National Post (National Edition)

Hanks finally saddles up

- JILL SERJEANT

LOS ANGELES • It’s taken Tom Hanks more than 35 years to make his first western — so when he finally got on a horse and into a shootout, he wanted to make sure the movie had something special to say.

Hanks, known for playing nice guys, stars in News of the World, now playing in select movie theatres. He joked that he likes to think of the film as “The Mandaloria­n, without lightsaber­s.”

“There's no reason to make a western just because you get to wear comfortabl­e clothes and a hat. It has to be about something bigger than just the genre,” Hanks said.

Set after the U.S. Civil War, the film follows Captain Jefferson Kyle Kidd (Hanks) as he travels across a divided U.S. reading the news in small towns.

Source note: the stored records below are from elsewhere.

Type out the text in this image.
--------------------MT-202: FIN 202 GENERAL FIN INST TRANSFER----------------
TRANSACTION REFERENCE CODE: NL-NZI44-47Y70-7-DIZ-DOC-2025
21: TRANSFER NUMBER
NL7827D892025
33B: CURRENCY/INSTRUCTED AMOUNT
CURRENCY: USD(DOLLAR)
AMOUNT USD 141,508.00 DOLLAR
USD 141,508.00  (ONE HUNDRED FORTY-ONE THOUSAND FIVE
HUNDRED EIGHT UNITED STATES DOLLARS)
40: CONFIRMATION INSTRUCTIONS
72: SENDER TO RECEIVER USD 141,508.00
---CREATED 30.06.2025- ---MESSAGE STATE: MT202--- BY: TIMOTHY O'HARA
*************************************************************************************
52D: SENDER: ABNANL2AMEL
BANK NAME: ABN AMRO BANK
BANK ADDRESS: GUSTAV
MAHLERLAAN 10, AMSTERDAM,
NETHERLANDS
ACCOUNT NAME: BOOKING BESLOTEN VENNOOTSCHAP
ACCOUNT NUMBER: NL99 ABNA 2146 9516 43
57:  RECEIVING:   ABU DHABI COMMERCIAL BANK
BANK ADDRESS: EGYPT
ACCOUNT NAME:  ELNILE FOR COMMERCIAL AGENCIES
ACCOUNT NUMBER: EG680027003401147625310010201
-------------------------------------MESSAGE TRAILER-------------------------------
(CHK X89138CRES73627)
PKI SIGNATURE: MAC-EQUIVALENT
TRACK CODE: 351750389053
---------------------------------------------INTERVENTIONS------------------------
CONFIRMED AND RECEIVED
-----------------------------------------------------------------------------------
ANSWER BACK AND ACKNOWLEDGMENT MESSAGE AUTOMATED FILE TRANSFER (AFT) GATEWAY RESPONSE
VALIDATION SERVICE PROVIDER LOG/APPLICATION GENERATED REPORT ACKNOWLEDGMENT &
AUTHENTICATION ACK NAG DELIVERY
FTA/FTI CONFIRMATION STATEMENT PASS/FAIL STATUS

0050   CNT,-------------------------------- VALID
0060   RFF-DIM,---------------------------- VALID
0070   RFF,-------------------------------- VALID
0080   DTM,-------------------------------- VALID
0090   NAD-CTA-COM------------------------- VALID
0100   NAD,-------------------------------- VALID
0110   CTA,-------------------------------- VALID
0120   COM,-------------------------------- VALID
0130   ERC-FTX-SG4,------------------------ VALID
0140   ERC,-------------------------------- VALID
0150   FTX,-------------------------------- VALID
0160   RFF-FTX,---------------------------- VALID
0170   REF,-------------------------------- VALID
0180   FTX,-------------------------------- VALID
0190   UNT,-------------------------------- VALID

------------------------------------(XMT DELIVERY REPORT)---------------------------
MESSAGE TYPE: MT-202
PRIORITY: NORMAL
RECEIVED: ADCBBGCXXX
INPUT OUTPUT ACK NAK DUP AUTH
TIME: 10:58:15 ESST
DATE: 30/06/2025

He meets up with a traumatize­d girl (played by newcomer Helena Zengel) who was taken by the Native American Kiowa tribe years ago and decides to deliver her back to her surviving relatives.

For Hanks and director Paul Greengrass, News of the World is about the power of healing after fractious events.

“It felt to me such a contempora­ry story — the world bitterly divided, (the) postCivil War landscape, the desperate desire for healing but not knowing what the road to healing looks like,” said Greengrass.

Although filming took place more than a year ago, the story takes place against a background of the epidemics of cholera and meningitis that hit the United States in the late 19th century. Hanks said the eerily prescient arrival of the film this week during the long coronaviru­s pandemic and the aftermath of divisive U.S. elections in November reflects the power of movie making.

“Here we are, we made a movie that takes place in 1870 and it speaks to 2020. Ain't that the movies in a nutshell? That you can see a film that is about people riding horses and it's like `Wow! That's really speaking about what it's like today,'” he said.